Centuries before its prohibition in the 1930s and well before the whisper of “cannabis” furrowed the brows of concerned parents across the nation, the cultivation of agricultural cannabis was often a family affair. Now, with the rise of CBD use, legalization of recreational cannabis in 18 states, and medical cannabis in 37 states (including Missouri), hemp is rejuvenating the soil and diversifying the livelihoods of family farms large and small.

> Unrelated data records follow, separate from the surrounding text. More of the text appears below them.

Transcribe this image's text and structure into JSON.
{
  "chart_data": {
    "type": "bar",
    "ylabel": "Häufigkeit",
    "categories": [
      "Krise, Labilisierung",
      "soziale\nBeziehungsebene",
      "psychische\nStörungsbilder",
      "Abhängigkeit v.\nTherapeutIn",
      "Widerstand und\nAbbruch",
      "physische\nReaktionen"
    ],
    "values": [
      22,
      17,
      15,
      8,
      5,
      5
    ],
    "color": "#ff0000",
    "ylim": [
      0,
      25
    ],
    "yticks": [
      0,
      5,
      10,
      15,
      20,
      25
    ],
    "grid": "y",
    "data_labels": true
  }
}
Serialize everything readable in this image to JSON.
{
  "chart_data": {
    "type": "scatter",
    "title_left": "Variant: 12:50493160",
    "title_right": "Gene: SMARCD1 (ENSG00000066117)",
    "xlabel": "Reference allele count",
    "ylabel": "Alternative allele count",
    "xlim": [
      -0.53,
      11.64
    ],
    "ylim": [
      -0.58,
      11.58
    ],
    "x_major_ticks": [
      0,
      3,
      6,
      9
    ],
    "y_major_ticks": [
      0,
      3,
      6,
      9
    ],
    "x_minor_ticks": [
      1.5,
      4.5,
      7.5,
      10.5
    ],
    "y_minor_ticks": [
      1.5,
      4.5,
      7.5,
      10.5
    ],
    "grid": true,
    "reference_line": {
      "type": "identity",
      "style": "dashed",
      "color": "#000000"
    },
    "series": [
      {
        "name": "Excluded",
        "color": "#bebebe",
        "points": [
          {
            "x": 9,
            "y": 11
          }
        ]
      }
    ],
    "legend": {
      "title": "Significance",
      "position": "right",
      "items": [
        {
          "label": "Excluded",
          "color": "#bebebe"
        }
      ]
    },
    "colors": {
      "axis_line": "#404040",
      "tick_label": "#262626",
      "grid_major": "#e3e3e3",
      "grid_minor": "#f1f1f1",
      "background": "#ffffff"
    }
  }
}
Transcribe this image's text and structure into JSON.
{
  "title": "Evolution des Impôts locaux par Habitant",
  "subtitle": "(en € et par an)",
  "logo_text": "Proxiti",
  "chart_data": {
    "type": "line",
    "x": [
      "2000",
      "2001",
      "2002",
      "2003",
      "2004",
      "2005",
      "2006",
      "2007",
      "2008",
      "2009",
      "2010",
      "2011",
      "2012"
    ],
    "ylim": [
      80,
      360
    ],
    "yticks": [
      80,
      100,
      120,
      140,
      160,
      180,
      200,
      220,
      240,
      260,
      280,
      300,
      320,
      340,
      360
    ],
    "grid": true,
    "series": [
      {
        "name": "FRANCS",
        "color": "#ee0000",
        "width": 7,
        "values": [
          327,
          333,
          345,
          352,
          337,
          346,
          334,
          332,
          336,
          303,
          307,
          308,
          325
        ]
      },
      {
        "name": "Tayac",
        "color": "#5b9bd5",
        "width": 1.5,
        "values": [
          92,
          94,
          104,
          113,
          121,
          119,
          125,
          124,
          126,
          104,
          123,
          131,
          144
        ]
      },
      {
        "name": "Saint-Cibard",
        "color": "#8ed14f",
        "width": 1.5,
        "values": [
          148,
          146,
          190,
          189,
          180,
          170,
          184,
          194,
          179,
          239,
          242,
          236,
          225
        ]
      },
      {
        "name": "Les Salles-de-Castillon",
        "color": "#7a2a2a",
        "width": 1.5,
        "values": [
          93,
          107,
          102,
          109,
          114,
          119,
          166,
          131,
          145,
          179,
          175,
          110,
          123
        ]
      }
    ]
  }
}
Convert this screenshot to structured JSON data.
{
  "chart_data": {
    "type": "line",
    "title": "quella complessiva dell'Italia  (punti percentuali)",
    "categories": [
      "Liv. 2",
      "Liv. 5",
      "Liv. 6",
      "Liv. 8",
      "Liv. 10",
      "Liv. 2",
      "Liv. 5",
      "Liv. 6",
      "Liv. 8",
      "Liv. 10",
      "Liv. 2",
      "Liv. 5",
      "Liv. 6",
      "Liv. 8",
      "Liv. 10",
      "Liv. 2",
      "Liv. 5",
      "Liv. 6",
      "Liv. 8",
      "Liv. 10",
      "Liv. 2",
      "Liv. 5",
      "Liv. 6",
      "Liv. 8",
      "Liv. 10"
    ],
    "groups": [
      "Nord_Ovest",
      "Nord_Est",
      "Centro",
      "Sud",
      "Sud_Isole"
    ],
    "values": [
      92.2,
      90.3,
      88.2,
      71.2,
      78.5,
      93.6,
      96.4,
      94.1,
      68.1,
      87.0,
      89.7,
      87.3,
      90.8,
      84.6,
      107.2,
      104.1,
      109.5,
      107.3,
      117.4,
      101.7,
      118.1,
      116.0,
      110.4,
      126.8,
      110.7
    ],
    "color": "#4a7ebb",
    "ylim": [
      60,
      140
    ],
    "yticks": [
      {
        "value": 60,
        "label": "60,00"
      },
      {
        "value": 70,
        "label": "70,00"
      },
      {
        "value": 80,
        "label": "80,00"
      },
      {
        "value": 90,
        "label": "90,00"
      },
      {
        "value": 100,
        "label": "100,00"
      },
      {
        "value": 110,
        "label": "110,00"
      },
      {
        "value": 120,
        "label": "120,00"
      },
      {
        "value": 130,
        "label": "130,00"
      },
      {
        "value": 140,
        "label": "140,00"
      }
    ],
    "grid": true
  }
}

As many farm kids do, Mueller ventured away from agrarian living after high school, but following the birth of her first daughter, she felt called to care for the earth again. Serendipitously, a friend had recently planted a seed of an idea: introducing hemp on her family’s farm. At the time, the crop promised a hefty profit. “Two years ago, you were going to be a millionaire if you grew hemp,” she says. “So originally, it was, ‘Let’s do this to save the farm.’” Though it has not garnished the millions in profit they hoped for – a reality for hemp growers nationwide – it’s saved the farm in another way. “I think in the process, what we got that we didn’t really plan on is the super deep connection with our family,” she says. “My cousin does all the other farming, and I saw him a couple of times a year. Now we’re in weekly conversations, sitting in the field together drinking beer and trying to problem-solve.” Seeking diversification, not an overhaul, R&R Farms has just six acres of hemp, a small parcel on more than 100 acres of land. But the thumbprint has already had a large impact. “With corn and soybeans, my cousin’s working very hard, but there’s nobody else who’s gonna step up,” she says. Now, you’ll often find Mueller’s whole extended family walking rows or helping during hemp harvest.